Before I dive deep into Toolset, I wanted to confirm that this can be done.
Can you please let me know?
Thank you.
Hi, yes it's possible to set up multiple levels of access restriction based on User role (or lack of role for guests). There are different ways you can achieve this with Access. For example, you can allow or disallow use of specific Forms based on User role. This can help you differentiate between who gets to add/edit Practitioner posts. Or you can allow or disallow the ability to access posts on the front-end based on post group. Assign an arbitrary post group to each post, and set each User role's permissions per post group. More about Access here: https://toolset.com/documentation/user-guides/setting-access-control/
For saving practitioners and events, it's certainly possible in any case but you would need to determine exactly what this "saving" means, and how it's accomplished technically. I assume you'll create a post for each Practitioner. Then you want to associate a Practitioner with the current logged-in User. Relating Users and posts isn't exactly straightforward. Toolset Types post relationships are only between posts, so they don't apply. Your options are:
- Make the User the author of the post. This obviously only works when one User can be associated with each post. Ideal for relating a Practitioner User with their own personal Practitioner post, but not ideal for visitors "saving" Practitioners, where many Users may "save" each Practitioner as a favorite or whatever you want to call it.
- Use a proxy post type and post relationship, as explained here: https://toolset.com/documentation/post-relationships/how-to-create-custom-searches-and-relationships-for-users/ This approach is more complex to set up, but easier to manage in wp-admin because you can see post names instead of just IDs. It also means that each User has a corresponding post somewhere in the database.

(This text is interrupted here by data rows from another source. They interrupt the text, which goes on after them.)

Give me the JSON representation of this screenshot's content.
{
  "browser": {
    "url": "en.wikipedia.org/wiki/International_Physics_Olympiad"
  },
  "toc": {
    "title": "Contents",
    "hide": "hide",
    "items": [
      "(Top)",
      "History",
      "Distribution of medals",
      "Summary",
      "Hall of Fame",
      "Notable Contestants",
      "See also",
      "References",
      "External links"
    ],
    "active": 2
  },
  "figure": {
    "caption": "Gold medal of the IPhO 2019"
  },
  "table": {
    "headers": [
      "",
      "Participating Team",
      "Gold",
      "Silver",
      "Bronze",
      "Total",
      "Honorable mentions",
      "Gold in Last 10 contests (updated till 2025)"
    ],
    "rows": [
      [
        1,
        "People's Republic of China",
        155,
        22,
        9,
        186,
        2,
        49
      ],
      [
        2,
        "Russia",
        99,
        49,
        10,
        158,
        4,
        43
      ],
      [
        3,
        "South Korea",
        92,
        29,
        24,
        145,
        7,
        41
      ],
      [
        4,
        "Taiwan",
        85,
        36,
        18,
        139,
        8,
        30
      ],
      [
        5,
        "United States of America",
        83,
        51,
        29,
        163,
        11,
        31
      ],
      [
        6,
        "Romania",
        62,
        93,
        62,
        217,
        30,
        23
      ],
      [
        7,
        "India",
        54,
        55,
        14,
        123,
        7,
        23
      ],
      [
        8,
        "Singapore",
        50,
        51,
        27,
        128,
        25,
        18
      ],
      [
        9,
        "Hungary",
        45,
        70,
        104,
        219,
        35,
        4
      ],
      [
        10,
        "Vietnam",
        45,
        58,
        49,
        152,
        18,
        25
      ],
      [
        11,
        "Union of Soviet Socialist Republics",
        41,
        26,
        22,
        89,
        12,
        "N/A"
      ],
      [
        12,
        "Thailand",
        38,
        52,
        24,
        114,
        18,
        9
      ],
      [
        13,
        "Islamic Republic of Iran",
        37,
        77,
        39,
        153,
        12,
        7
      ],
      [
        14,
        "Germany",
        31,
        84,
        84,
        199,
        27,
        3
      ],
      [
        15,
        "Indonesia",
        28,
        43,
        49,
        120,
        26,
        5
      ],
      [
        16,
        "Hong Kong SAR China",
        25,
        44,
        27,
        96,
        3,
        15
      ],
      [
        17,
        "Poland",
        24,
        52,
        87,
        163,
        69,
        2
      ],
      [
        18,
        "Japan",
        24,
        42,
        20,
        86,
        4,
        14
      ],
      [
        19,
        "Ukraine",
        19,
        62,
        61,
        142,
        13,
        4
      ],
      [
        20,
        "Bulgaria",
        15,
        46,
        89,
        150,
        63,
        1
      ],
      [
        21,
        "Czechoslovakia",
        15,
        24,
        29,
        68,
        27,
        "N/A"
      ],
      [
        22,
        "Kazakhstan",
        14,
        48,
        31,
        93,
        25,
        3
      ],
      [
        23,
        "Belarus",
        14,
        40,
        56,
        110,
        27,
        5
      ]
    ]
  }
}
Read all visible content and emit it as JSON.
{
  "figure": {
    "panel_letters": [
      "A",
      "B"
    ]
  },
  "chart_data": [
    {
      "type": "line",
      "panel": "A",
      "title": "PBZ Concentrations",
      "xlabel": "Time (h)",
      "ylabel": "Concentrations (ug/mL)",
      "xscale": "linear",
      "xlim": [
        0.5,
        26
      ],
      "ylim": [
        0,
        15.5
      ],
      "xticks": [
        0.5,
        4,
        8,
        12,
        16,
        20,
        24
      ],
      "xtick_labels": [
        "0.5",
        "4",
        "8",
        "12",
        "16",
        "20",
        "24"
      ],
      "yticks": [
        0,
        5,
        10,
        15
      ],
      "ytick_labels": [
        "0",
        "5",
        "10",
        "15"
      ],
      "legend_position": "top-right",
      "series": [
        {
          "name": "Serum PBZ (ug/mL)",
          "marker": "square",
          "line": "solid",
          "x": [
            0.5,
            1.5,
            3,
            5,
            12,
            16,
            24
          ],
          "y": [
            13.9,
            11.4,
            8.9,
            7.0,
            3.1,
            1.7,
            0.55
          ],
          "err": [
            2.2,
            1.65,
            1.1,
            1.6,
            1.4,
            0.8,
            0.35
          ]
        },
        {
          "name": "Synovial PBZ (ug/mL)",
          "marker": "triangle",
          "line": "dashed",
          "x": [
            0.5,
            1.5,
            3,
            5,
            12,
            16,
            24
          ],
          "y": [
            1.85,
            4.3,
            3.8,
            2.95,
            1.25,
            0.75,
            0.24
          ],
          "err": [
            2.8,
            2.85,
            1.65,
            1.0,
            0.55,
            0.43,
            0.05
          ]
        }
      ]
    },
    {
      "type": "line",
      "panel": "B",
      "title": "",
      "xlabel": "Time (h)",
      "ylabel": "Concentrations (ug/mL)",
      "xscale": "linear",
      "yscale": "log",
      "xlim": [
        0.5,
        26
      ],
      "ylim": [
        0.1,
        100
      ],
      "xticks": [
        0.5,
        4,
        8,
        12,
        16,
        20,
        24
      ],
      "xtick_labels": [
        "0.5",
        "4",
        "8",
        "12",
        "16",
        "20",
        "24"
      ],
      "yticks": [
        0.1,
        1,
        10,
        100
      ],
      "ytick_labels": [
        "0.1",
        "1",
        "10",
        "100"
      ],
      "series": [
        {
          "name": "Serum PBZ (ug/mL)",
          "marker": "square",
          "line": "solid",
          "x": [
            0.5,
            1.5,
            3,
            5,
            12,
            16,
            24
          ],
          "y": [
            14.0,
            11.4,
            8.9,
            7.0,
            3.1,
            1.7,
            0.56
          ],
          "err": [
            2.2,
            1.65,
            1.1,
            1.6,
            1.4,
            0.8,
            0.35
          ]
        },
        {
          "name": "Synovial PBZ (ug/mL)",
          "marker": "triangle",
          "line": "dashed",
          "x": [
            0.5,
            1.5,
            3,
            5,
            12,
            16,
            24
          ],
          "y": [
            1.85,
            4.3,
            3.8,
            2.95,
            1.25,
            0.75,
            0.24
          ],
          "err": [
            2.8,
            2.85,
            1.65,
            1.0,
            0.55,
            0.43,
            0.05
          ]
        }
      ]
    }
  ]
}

- Use a repeating custom field on the User's profile to store "saved" Practitioner post IDs. This allows many Users to save the same Practitioner, but it's not straightforward to manage in wp-admin because only the Practitioner post ID is used, not the Practitioner name. See this ticket: https://toolset.com/forums/topic/method-for-user-to-choose-post-as-favorite/
- Use a repeating custom field on the Practitioner post to store "favorited" User IDs. Similar to the above, difficult to manage in wp-admin because IDs are used, not names. See this ticket: https://toolset.com/forums/topic/favorite-posts-by-logged-in-user-add-to-remove-not-working-properly/
My issue is resolved now. Thank you!
also wanted to thank you for the very detailed response. I will really appreciate that.